Wandsworth Student To Pay £90k After Fake Goods Bust


Zhanhong Zheng masterminded a £3m counterfeit goods racket

The 25-year-old mastermind behind a £3m counterfeit goods racket has been ordered to pay tens of thousands of pounds in ill-gotten gains to the public purse.

Zhanhong Zheng prompted a public health alert after it emerged he was selling fake designer brand jewellery and cufflinks containing high levels of poisonous nickel.

The foreign student was arrested following a major investigation by Wandsworth Council's Trading Standards officers, who - in one of UK Trading Standards' largest counterfeit jewellery seizures - discovered he had amassed a £3m haul of fake jewellery, pens, sunglasses, and handbags.

At Kingston Crown Court on May 29th a judge made a confiscation order of £66,790 and told Zheng to pay costs to Wandsworth Council amounting to £23,700.

Added to the seizure of £560 in cash from Zheng's criminal enterprise, a total of £91,050 was recovered through a Proceeds of Crime hearing brought about by Wandsworth Trading Standards.

The council's cabinet member for community safety, Councillor Jonathan Cook, said: "This hearing brings to a close a case involving one of the country's largest seizures of counterfeit goods carried out by Trading Standards officers in terms of the value of the goods seized - and it was certainly the biggest ever in Wandsworth.

"It was a sophisticated and organised operation and I am pleased that this order, together with the destruction of all the jewellery seized, has demonstrated that the courts will wipe out all personal profits from this type of crime.

"It also sends out a strong warning that Wandsworth will use the full force of the law against counterfeiters. In this instance, the goods were not just poor value for money, but they were positively dangerous."

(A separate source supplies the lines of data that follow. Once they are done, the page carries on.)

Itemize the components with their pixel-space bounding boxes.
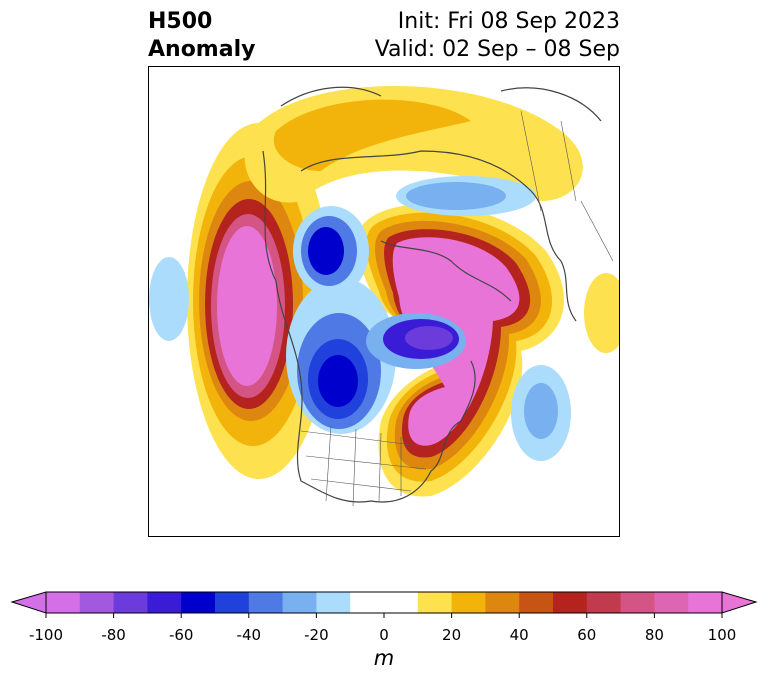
- colorbar-segment: [282, 592, 317, 613]
- colorbar-tick-label: 80: [644, 626, 664, 644]
- ridge-pacific: [187, 123, 331, 479]
- coastlines: [262, 86, 602, 503]
- colorbar-segment: [485, 592, 520, 613]
- trough-canada: [286, 278, 466, 434]
- trough-siberia: [293, 206, 369, 296]
- trough-atlantic: [511, 365, 571, 461]
- colorbar-segment: [384, 592, 419, 613]
- colorbar-tick-label: 60: [577, 626, 597, 644]
- colorbar-segment: [147, 592, 182, 613]
- title-variable: H500: [148, 9, 213, 34]
- colorbar-segment: [181, 592, 216, 613]
- colorbar-ticks: [45, 613, 723, 618]
- map-panel: [148, 66, 620, 537]
- colorbar-extend-min: [10, 591, 47, 614]
- colorbar-tick-label: -80: [101, 626, 126, 644]
- colorbar-tick-label: -40: [236, 626, 262, 644]
- colorbar-segment: [519, 592, 554, 613]
- colorbar: [10, 591, 758, 618]
- colorbar-segments: [46, 592, 723, 613]
- colorbar-segment: [451, 592, 486, 613]
- colorbar-tick-label: 0: [379, 626, 389, 644]
- colorbar-extend-max: [721, 591, 758, 614]
- colorbar-segment: [316, 592, 351, 613]
- title-left: H500 Anomaly: [148, 8, 255, 64]
- colorbar-segment: [113, 592, 148, 613]
- colorbar-tick-label: -60: [168, 626, 194, 644]
- init-time: Init: Fri 08 Sep 2023: [397, 9, 620, 34]
- colorbar-segment: [215, 592, 250, 613]
- colorbar-segment: [79, 592, 115, 613]
- colorbar-tick-label: 40: [509, 626, 529, 644]
- colorbar-segment: [620, 592, 655, 613]
- colorbar-tick-label: 20: [442, 626, 462, 644]
- colorbar-tick-label: 100: [707, 626, 737, 644]
- ridge-atlantic-east: [584, 273, 619, 353]
- colorbar-segment: [248, 592, 284, 613]
- colorbar-segment: [586, 592, 622, 613]
- colorbar-tick-label: -20: [304, 626, 329, 644]
- colorbar-segment: [350, 592, 385, 613]
- colorbar-segment: [688, 592, 723, 613]
- title-subtitle: Anomaly: [148, 37, 256, 62]
- trough-pacific-west: [149, 257, 189, 341]
- anomaly-map: [149, 86, 619, 507]
- colorbar-segment: [417, 592, 453, 613]
- colorbar-segment: [654, 592, 689, 613]
- colorbar-segment: [46, 592, 81, 613]
- colorbar-segment: [553, 592, 588, 613]
- valid-range: Valid: 02 Sep – 08 Sep: [374, 37, 620, 62]
- ridge-arctic: [244, 86, 583, 203]
- trough-arctic: [396, 176, 536, 216]
- title-right: Init: Fri 08 Sep 2023 Valid: 02 Sep – 08…: [375, 8, 620, 64]
- colorbar-units: m: [373, 646, 395, 670]
- political-boundaries: [300, 110, 614, 507]
- colorbar-tick-label: -100: [28, 626, 64, 644]
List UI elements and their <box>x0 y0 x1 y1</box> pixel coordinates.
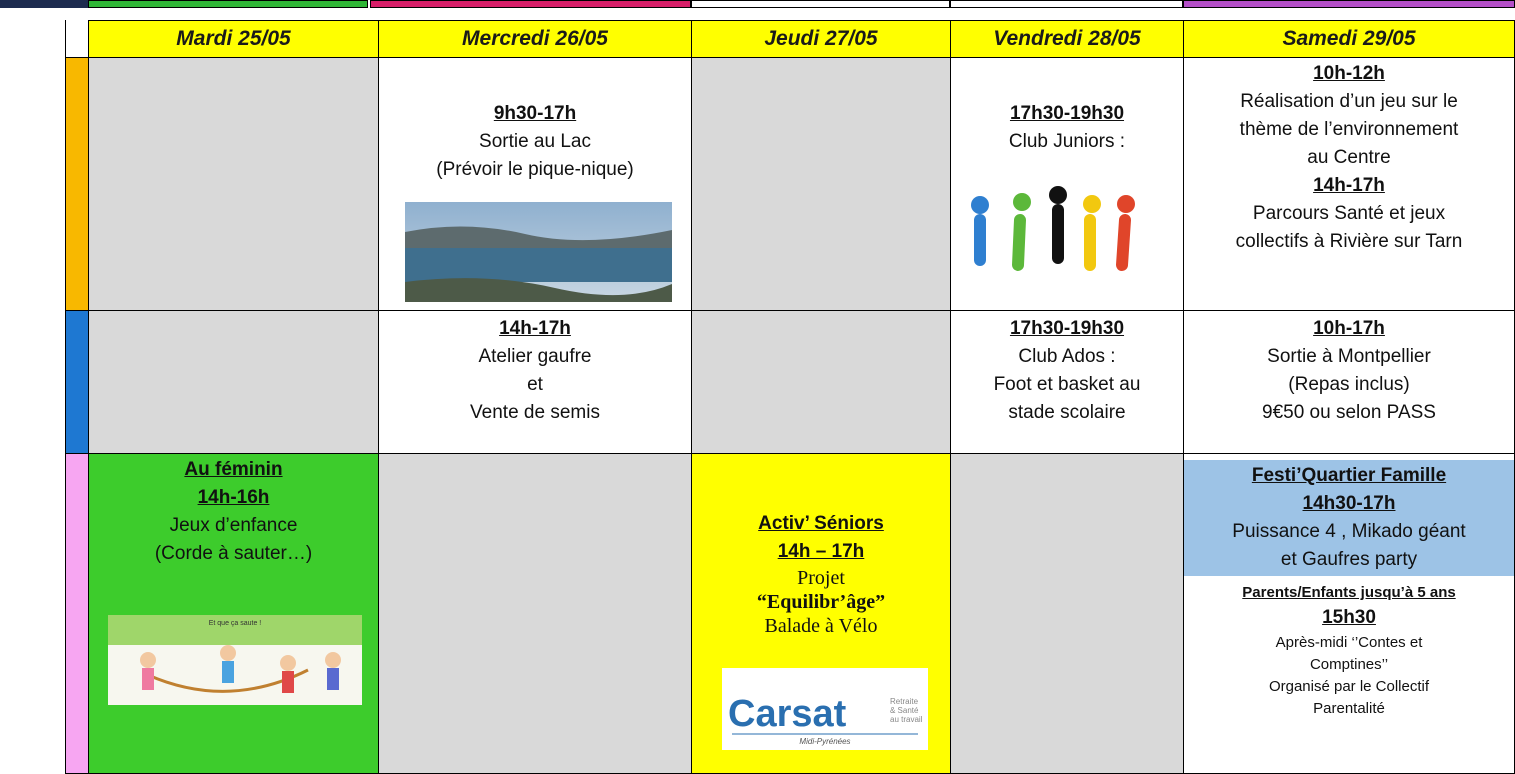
activity-line: Club Ados : <box>1018 346 1116 367</box>
time-heading: 17h30-19h30 <box>1009 318 1125 339</box>
activity-line: Après-midi ‘’Contes et <box>1275 634 1423 651</box>
cell: 10h-12h Réalisation d’un jeu sur le thème … <box>1183 57 1515 311</box>
day-header: Mercredi 26/05 <box>378 20 692 58</box>
cell-block: Parents/Enfants jusqu’à 5 ans 15h30 Après-… <box>1184 582 1514 720</box>
activity-line: Comptines’’ <box>1309 656 1389 673</box>
carsat-logo: Carsat Retraite & Santé au travail Midi-… <box>722 668 928 750</box>
activity-line: Sortie à Montpellier <box>1267 346 1431 367</box>
activity-line: Jeux d’enfance <box>169 515 298 536</box>
cell: 17h30-19h30 Club Juniors : <box>950 57 1184 311</box>
image-caption: Et que ça saute ! <box>209 620 262 627</box>
cell: 17h30-19h30 Club Ados : Foot et basket au s… <box>950 310 1184 454</box>
cell-block: 14h-17h Atelier gaufre et Vente de semis <box>379 315 691 427</box>
logo-tagline: Retraite <box>890 697 919 706</box>
activity-line: Foot et basket au <box>993 374 1141 395</box>
row-label-cell: 12/16 ANS <box>65 310 89 454</box>
time-heading: 14h – 17h <box>777 541 865 562</box>
cell <box>691 57 951 311</box>
cell-block: Au féminin 14h-16h Jeux d’enfance (Corde à … <box>89 456 378 568</box>
time-heading: Festi’Quartier Famille <box>1251 465 1447 486</box>
cell-block: 14h-17h Parcours Santé et jeux collectifs … <box>1184 172 1514 256</box>
time-heading: Parents/Enfants jusqu’à 5 ans <box>1242 584 1456 601</box>
cell: 10h-17h Sortie à Montpellier (Repas inclus… <box>1183 310 1515 454</box>
cell <box>88 57 379 311</box>
time-heading: Au féminin <box>184 459 283 480</box>
time-heading: 15h30 <box>1322 607 1376 628</box>
activity-line: Vente de semis <box>470 402 600 423</box>
row-label-cell: FAMILLES § SENIORS <box>65 453 89 774</box>
activity-line: Organisé par le Collectif <box>1268 678 1430 695</box>
logo-name: Carsat <box>728 693 847 735</box>
cell-block: 10h-17h Sortie à Montpellier (Repas inclus… <box>1184 315 1514 427</box>
activity-line: stade scolaire <box>1008 402 1126 423</box>
kids-image: Et que ça saute ! <box>108 615 362 705</box>
cell: 14h-17h Atelier gaufre et Vente de semis <box>378 310 692 454</box>
strip <box>88 0 368 8</box>
cell-block: 10h-12h Réalisation d’un jeu sur le thème … <box>1184 60 1514 172</box>
strip <box>691 0 950 8</box>
activity-line: Réalisation d’un jeu sur le <box>1240 91 1458 112</box>
logo-region: Midi-Pyrénées <box>799 737 850 746</box>
day-header: Mardi 25/05 <box>88 20 379 58</box>
activity-line: Balade à Vélo <box>764 615 878 637</box>
activity-line: au Centre <box>1307 147 1391 168</box>
corner <box>65 20 89 58</box>
cell-block: Festi’Quartier Famille 14h30-17h Puissance… <box>1184 460 1514 576</box>
activity-line: 9€50 ou selon PASS <box>1262 402 1436 423</box>
activity-line: (Corde à sauter…) <box>154 543 313 564</box>
logo-tagline: & Santé <box>890 706 919 715</box>
activity-line: “Equilibr’âge” <box>756 591 886 613</box>
time-heading: 14h-16h <box>197 487 270 508</box>
cell-block: 9h30-17h Sortie au Lac (Prévoir le pique-n… <box>379 100 691 184</box>
cell <box>88 310 379 454</box>
logo-tagline: au travail <box>890 715 923 724</box>
cell-block: Activ’ Séniors 14h – 17h Projet “Equilibr’â… <box>692 510 950 638</box>
figures-image <box>971 186 1135 271</box>
day-header: Vendredi 28/05 <box>950 20 1184 58</box>
lake-image <box>405 202 672 302</box>
activity-line: Club Juniors : <box>1008 131 1126 152</box>
activity-line: et Gaufres party <box>1280 549 1418 570</box>
row-label: 12/16 ANS <box>66 311 88 329</box>
cell-block: 17h30-19h30 Club Ados : Foot et basket au s… <box>951 315 1183 427</box>
activity-line: Atelier gaufre <box>478 346 592 367</box>
strip <box>950 0 1183 8</box>
cell <box>950 453 1184 774</box>
row-label: 6/11 ANS <box>66 58 88 76</box>
activity-line: Projet <box>797 567 845 589</box>
activity-line: collectifs à Rivière sur Tarn <box>1235 231 1463 252</box>
cell-block: 17h30-19h30 Club Juniors : <box>951 100 1183 156</box>
time-heading: 14h-17h <box>1313 175 1385 196</box>
row-label: FAMILLES § SENIORS <box>66 454 88 472</box>
activity-line: thème de l’environnement <box>1239 119 1459 140</box>
strip <box>0 0 88 8</box>
row-label-cell: 6/11 ANS <box>65 57 89 311</box>
day-header: Samedi 29/05 <box>1183 20 1515 58</box>
cell: Au féminin 14h-16h Jeux d’enfance (Corde à … <box>88 453 379 774</box>
activity-line: (Repas inclus) <box>1288 374 1410 395</box>
time-heading: 14h-17h <box>499 318 571 339</box>
cell: Festi’Quartier Famille 14h30-17h Puissance… <box>1183 453 1515 774</box>
strip <box>1183 0 1515 8</box>
cell <box>691 310 951 454</box>
activity-line: et <box>527 374 543 395</box>
strip <box>370 0 691 8</box>
time-heading: 9h30-17h <box>493 103 577 124</box>
time-heading: 10h-12h <box>1313 63 1385 84</box>
time-heading: Activ’ Séniors <box>758 513 884 534</box>
time-heading: 14h30-17h <box>1302 493 1396 514</box>
day-header: Jeudi 27/05 <box>691 20 951 58</box>
activity-line: Puissance 4 , Mikado géant <box>1232 521 1466 542</box>
activity-line: Sortie au Lac <box>479 131 591 152</box>
time-heading: 10h-17h <box>1313 318 1385 339</box>
time-heading: 17h30-19h30 <box>1009 103 1125 124</box>
activity-line: Parcours Santé et jeux <box>1252 203 1446 224</box>
activity-line: Parentalité <box>1313 700 1385 717</box>
cell <box>378 453 692 774</box>
activity-line: (Prévoir le pique-nique) <box>436 159 634 180</box>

Zheng, of Draycott Court, Battersea, had previously been given an 18 month prison sentence at Kingston Crown Court on November 3 2011 after he pleaded guilty to 15 counts under the Trade Marks Act 1994 for unauthorised use of a trade mark and one count under the REACH Enforcement Regulations 2008 for placing on the market articles of jewellery that exceed the limit of nickel release set down in the regulations.

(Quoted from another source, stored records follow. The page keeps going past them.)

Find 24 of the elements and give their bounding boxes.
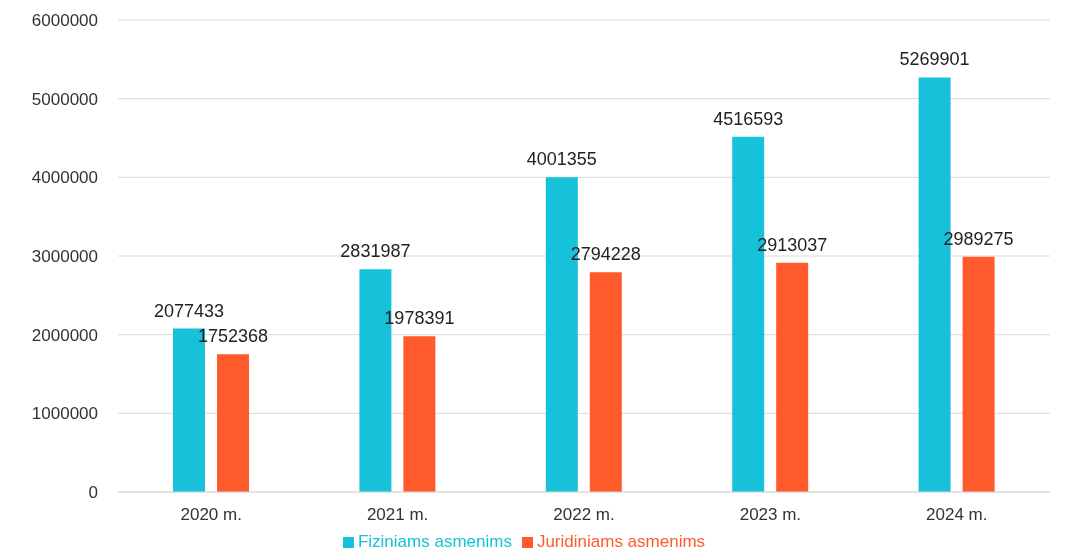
data-label: 2831987 xyxy=(340,241,411,262)
bar xyxy=(217,354,249,492)
data-label: 4001355 xyxy=(526,149,597,170)
x-tick-label: 2022 m. xyxy=(553,505,615,525)
y-tick-label: 0 xyxy=(88,483,98,503)
data-label: 4516593 xyxy=(713,108,784,129)
bar xyxy=(403,336,436,492)
bar xyxy=(776,262,809,492)
data-label: 5269901 xyxy=(899,49,970,70)
bar xyxy=(962,256,995,492)
y-tick-label: 3000000 xyxy=(31,247,98,267)
x-tick-label: 2024 m. xyxy=(926,505,988,525)
y-tick-label: 4000000 xyxy=(31,168,98,188)
data-label: 2077433 xyxy=(153,300,225,321)
legend-label: Juridiniams asmenims xyxy=(536,532,706,551)
x-tick-label: 2021 m. xyxy=(366,505,429,525)
y-tick-label: 2000000 xyxy=(31,325,98,345)
y-tick-label: 5000000 xyxy=(31,89,98,109)
legend-label: Fiziniams asmenims xyxy=(357,532,512,551)
bar xyxy=(589,272,622,492)
x-tick-label: 2023 m. xyxy=(739,505,802,525)
y-tick-label: 6000000 xyxy=(31,11,98,31)
y-tick-label: 1000000 xyxy=(31,404,98,424)
x-tick-label: 2020 m. xyxy=(180,505,242,525)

Scientific tests on pieces of jewellery he was selling conducted at the Birmingham Assay Office revealed they contained levels of nickel up to 28 times higher than health and safety laws allow.

He had been keeping the dodgy merchandise in a storage unit in Battersea and selling it at markets in Wandsworth, Kempton Park , Bovingdon, Wembley and Dagenham.

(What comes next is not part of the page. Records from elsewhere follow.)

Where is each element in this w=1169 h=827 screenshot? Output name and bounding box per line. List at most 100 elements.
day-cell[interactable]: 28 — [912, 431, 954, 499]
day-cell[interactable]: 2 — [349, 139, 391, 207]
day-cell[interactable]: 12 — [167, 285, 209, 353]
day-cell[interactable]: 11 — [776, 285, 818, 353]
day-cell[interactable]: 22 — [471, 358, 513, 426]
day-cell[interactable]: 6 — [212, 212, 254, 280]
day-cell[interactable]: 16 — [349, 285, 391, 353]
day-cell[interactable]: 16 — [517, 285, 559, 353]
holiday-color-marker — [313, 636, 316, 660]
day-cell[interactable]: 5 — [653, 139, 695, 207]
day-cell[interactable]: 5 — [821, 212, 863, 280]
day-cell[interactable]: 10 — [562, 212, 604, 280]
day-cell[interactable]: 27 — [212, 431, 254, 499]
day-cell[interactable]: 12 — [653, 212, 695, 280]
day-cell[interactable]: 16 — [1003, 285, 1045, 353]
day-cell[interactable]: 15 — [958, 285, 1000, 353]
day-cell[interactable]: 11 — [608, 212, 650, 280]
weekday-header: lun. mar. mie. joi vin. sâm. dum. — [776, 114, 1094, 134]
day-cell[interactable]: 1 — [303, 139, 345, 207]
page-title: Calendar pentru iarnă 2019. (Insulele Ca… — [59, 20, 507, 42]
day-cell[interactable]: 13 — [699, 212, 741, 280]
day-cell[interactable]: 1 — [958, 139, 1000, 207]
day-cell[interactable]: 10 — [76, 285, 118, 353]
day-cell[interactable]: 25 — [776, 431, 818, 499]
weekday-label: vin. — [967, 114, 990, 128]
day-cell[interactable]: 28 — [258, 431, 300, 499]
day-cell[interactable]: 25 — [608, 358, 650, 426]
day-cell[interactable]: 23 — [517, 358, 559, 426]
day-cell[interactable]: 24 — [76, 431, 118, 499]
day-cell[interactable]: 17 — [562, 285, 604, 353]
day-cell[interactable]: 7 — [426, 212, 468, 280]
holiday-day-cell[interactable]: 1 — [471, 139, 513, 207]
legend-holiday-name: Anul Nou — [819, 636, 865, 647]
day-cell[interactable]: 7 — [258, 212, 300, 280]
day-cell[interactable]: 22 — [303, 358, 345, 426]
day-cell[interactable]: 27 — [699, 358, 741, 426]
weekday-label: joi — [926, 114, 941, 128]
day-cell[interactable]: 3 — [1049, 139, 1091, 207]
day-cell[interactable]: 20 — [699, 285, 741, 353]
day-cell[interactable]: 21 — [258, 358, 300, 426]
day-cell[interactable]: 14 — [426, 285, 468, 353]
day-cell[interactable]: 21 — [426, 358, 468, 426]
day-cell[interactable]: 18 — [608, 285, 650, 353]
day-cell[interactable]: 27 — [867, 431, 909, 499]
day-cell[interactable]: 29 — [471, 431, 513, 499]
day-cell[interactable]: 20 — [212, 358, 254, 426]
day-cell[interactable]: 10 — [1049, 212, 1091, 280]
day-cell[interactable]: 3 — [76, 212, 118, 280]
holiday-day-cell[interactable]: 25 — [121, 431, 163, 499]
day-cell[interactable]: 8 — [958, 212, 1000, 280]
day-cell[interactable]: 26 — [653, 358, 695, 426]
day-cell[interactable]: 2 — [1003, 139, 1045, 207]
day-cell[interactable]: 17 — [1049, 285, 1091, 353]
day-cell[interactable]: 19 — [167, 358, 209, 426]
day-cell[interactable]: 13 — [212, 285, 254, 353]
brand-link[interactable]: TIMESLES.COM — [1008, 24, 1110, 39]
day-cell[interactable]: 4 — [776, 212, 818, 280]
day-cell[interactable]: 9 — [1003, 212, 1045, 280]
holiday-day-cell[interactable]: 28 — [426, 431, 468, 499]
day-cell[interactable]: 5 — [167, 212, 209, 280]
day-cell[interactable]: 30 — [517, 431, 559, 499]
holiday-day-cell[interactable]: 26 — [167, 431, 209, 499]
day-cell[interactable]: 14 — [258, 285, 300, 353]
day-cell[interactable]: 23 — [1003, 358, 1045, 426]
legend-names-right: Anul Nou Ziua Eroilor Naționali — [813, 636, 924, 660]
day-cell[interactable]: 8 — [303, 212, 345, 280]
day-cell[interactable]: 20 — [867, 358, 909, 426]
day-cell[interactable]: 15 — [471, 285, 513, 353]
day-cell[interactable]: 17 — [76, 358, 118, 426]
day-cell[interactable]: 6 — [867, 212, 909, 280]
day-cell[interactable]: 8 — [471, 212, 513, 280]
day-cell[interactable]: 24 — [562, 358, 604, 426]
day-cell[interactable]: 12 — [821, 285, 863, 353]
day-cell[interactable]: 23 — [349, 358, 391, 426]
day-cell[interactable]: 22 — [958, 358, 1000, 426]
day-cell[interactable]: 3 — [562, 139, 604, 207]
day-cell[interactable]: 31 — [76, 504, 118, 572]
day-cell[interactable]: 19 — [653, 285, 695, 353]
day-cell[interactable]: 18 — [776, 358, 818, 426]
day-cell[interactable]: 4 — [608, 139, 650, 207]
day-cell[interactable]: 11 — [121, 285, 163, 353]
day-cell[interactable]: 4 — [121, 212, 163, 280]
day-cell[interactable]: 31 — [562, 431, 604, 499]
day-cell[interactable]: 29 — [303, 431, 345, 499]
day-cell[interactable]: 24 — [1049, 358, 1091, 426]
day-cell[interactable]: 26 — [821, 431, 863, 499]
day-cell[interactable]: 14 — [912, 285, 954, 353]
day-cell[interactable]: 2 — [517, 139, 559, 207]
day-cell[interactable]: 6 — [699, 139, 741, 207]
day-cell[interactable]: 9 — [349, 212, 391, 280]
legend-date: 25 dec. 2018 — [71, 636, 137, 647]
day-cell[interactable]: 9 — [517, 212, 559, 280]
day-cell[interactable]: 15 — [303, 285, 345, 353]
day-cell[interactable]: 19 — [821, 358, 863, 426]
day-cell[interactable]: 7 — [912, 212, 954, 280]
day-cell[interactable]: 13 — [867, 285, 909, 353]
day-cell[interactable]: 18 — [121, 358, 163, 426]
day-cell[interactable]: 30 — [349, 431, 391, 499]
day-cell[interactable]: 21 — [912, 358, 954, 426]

Zheng, who claimed the goods were genuine products from brands such as Chanel, Rolex, Dior, Gucci and Swarovski, also sold items online and from stalls in shopping centres in the south east.

He even set up a website and registered his own trademark - Franz Loussica jewellery - as a front to disguise his counterfeiting operation. Most of the pieces turned out to be nothing more than gold or silver plated brass.

After the council-led seizure in 2010, more than 9,000 items of fake designer goods, which had a retail value in excess of £3m, were ordered to be destroyed.

Officers believe Zheng, who came to the UK from China in 2003 on a post study work visa, had been running the racket for at least two years. He was ordered to be deported at the completion of his sentence.